As Mencap points out in its campaigning material, people with a learning disability are more excluded from the workplace than any other group of disabled people. According to Mencap, less than one in five people with a learning disability work (compared with one in two disabled people in general), but at least 65% of people with a learning disability want to work. Of those people with a learning disability that do work, most only work part time and are low paid. Just one in three people with a learning disability take part in education and/or training.

Project Choice in Sunderland shows what can happen when employers take a more inclusive approach to recruitment and training. The scheme aims to provide work-based learning and experience for young people with learning disabilities.

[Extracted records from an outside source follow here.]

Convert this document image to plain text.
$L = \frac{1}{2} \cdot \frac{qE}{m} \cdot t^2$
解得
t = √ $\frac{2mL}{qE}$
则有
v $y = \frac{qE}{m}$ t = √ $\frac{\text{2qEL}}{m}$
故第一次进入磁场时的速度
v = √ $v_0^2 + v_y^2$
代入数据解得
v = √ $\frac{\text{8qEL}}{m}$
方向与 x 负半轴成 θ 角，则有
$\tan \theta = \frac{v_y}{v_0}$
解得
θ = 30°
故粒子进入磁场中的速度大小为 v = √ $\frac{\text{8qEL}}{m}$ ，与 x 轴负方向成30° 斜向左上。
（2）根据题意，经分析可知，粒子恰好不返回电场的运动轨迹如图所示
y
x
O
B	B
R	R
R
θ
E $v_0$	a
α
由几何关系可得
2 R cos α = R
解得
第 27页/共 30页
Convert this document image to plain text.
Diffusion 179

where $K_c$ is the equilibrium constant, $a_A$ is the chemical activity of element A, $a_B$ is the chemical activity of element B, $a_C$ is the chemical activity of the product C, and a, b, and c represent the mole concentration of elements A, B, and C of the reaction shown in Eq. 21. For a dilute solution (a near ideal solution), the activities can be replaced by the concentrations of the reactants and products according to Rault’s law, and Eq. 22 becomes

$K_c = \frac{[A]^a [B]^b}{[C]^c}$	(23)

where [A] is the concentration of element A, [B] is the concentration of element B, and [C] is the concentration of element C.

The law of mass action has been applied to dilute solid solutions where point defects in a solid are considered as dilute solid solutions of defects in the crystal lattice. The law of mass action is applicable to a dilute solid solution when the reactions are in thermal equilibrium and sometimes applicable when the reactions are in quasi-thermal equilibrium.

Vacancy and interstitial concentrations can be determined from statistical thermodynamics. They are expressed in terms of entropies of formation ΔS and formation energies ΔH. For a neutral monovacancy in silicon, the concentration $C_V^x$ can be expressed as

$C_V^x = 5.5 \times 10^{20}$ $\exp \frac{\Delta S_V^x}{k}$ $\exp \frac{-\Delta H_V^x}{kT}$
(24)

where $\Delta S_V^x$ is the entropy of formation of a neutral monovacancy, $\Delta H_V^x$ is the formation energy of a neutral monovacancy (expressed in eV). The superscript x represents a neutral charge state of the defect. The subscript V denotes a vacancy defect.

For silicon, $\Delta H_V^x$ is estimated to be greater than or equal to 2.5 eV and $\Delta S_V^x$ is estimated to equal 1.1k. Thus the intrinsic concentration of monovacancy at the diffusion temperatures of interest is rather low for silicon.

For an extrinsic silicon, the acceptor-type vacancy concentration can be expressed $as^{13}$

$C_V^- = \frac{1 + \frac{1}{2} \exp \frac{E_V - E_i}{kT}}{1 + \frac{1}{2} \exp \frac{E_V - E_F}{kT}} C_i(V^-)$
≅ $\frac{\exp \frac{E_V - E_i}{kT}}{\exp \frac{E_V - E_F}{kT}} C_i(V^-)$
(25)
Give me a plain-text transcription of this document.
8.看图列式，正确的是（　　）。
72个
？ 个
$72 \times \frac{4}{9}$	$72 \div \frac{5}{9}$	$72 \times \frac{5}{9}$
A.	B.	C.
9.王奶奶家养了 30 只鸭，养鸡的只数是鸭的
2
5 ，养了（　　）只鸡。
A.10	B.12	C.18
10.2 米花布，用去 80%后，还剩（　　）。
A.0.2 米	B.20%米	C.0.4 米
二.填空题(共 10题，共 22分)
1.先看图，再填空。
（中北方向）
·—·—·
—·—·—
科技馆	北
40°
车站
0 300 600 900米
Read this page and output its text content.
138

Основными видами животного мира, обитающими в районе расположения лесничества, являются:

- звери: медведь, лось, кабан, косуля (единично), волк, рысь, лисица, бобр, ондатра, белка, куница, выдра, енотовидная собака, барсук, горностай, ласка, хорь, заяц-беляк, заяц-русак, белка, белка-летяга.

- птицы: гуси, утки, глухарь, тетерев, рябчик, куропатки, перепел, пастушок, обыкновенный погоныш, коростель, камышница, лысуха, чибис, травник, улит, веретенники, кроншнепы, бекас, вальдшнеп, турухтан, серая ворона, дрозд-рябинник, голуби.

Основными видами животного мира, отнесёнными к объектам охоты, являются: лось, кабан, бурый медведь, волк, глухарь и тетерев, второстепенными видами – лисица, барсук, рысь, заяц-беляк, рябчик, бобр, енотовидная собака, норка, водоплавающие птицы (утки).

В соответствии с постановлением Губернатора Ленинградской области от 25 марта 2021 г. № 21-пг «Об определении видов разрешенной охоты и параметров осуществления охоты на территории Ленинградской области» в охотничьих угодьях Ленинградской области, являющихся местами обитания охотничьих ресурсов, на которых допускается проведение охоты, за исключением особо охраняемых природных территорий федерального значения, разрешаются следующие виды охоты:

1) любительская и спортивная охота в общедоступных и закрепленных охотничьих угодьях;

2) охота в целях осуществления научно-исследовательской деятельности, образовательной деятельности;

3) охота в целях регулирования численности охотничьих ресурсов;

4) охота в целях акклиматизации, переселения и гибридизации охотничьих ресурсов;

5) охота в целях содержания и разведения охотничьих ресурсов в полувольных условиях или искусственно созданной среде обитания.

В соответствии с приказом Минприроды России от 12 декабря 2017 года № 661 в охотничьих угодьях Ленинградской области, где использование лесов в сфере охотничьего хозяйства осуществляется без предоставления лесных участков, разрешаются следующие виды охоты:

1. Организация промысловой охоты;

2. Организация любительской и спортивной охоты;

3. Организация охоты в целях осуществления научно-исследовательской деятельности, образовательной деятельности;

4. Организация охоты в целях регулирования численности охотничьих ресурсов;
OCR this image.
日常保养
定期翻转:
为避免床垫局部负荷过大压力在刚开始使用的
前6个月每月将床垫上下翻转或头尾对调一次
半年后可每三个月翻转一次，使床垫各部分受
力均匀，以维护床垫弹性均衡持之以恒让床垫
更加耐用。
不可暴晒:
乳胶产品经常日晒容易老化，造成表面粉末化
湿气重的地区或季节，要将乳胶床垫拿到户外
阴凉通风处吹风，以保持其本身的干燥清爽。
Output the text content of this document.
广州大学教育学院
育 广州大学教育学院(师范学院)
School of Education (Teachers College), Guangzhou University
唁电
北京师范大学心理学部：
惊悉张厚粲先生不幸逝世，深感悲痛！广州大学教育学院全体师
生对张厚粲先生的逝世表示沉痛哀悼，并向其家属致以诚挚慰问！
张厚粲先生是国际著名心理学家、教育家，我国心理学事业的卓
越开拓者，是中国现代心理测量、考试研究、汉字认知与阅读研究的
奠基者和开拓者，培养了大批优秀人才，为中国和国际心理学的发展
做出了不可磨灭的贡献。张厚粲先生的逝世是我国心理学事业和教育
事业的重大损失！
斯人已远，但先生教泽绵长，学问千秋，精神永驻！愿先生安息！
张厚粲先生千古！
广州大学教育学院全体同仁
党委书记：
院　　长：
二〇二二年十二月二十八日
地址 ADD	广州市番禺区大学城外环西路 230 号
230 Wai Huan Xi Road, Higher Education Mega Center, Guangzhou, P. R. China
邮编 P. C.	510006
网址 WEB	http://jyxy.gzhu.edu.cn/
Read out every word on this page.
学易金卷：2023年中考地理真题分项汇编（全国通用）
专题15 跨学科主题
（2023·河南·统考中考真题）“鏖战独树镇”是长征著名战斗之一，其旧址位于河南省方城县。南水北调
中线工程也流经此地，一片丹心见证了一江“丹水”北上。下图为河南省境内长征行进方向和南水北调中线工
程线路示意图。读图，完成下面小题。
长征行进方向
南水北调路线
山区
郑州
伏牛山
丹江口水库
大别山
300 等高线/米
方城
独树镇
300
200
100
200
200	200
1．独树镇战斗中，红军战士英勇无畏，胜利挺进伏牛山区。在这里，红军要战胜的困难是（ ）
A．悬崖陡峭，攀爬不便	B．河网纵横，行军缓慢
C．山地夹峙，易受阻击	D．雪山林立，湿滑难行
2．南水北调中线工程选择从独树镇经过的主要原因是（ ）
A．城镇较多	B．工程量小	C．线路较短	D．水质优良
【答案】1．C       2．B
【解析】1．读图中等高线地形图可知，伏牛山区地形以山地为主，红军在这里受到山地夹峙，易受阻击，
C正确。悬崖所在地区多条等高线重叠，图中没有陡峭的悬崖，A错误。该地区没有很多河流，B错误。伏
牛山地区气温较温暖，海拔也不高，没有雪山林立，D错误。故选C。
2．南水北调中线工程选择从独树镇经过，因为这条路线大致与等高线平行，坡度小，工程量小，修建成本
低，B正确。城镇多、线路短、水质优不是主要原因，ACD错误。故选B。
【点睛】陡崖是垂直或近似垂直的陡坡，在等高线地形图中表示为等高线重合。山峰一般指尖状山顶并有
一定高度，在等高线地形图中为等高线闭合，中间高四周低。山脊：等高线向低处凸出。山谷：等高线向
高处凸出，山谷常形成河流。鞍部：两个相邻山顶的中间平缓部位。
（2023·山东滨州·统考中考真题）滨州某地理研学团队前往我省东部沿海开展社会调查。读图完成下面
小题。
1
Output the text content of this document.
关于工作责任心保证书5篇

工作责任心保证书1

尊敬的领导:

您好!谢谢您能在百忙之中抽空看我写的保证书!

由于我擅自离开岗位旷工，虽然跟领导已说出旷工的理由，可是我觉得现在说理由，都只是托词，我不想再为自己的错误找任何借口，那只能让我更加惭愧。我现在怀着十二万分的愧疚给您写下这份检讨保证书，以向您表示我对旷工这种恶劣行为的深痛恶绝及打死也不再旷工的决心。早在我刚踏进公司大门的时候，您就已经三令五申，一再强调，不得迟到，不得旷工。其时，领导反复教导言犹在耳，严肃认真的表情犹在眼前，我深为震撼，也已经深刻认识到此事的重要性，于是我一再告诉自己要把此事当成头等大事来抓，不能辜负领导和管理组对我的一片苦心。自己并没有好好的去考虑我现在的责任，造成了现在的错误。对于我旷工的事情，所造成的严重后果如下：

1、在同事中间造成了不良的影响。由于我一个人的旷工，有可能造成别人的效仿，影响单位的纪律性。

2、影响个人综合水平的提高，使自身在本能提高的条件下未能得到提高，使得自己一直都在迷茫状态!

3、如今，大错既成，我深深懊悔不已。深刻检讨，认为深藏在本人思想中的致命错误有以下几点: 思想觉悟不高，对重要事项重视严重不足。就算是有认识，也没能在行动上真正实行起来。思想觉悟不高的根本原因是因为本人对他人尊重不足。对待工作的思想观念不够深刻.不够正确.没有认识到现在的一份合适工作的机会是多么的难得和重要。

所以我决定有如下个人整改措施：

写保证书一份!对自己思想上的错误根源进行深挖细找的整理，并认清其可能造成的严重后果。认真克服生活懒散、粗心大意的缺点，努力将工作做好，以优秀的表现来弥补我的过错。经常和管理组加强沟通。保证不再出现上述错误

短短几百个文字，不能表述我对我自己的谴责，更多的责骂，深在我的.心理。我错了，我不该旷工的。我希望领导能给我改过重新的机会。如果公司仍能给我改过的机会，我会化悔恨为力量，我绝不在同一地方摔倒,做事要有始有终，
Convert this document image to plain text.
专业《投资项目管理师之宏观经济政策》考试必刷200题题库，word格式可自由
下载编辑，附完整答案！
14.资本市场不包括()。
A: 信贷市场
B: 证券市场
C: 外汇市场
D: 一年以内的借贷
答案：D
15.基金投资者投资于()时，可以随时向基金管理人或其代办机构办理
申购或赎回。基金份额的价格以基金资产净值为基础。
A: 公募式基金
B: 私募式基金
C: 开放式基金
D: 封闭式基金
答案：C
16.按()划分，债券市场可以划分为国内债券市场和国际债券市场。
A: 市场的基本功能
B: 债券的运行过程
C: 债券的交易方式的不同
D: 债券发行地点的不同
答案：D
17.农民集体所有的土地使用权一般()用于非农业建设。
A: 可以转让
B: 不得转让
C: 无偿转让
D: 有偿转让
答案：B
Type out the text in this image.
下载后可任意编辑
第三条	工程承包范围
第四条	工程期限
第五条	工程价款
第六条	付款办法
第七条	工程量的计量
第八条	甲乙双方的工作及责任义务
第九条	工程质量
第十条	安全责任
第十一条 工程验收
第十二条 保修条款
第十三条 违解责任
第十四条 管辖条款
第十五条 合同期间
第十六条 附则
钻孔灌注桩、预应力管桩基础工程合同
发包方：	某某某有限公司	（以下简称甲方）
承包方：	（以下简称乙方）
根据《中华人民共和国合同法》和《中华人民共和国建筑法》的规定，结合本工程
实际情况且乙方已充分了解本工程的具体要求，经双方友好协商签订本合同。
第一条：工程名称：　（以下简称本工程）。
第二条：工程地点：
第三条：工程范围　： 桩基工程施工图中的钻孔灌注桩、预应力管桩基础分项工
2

The project starts with 16-21-year olds doing half a day a week work experience for six weeks. Students have one to one sessions with a mentor to help develop an understanding of the world of work. Next is an unpaid internship for four days a week in a work place and one day in college. Students, who can have up to three placements in the year, again have a named mentor and progress to working independently. Learning is reinforced in the classroom and interns undertake a work qualification like a Foundation Learning Programme or NVQ.

The final part of the scheme is, hopefully, an apprenticeship, job – as Jenny has proved – or further learning.

Jenny started with work experience under Project Choice and did an internship in 2010 when she left school. She spent a year as an intern in three departments: on a clinical ward where, among other things, she used her sign language skills to communicate with deaf patients, then in the hospital pharmacy and in the laboratory. She learnt on the job but also had one day a week at college learning about things like employment health and safety. As she says, “I have had amazing times since starting my work experience and have fulfilled my ambition of getting a permanent job.”

Project Choice isn’t, of course, the only supported employment scheme of its kind but it’s a pathway to work and training in a sector not usually open to people with learning disabilities. It’s the kind of scheme that can change attitudes both within healthcare and in wider society. We just need more like it.

* New figures released for Adult Learners’ Week, which ends on Friday, showed that the proportion of young people aged 17 – 24 taking part in learning has fallen by seven percentage points in the last year. There has also been a fall of six percentage points in the proportion of unemployed people participating in learning. The survey for NIACE interviewed 5,253 adults, aged 17 and over, in the UK 13 February–3 March 2013.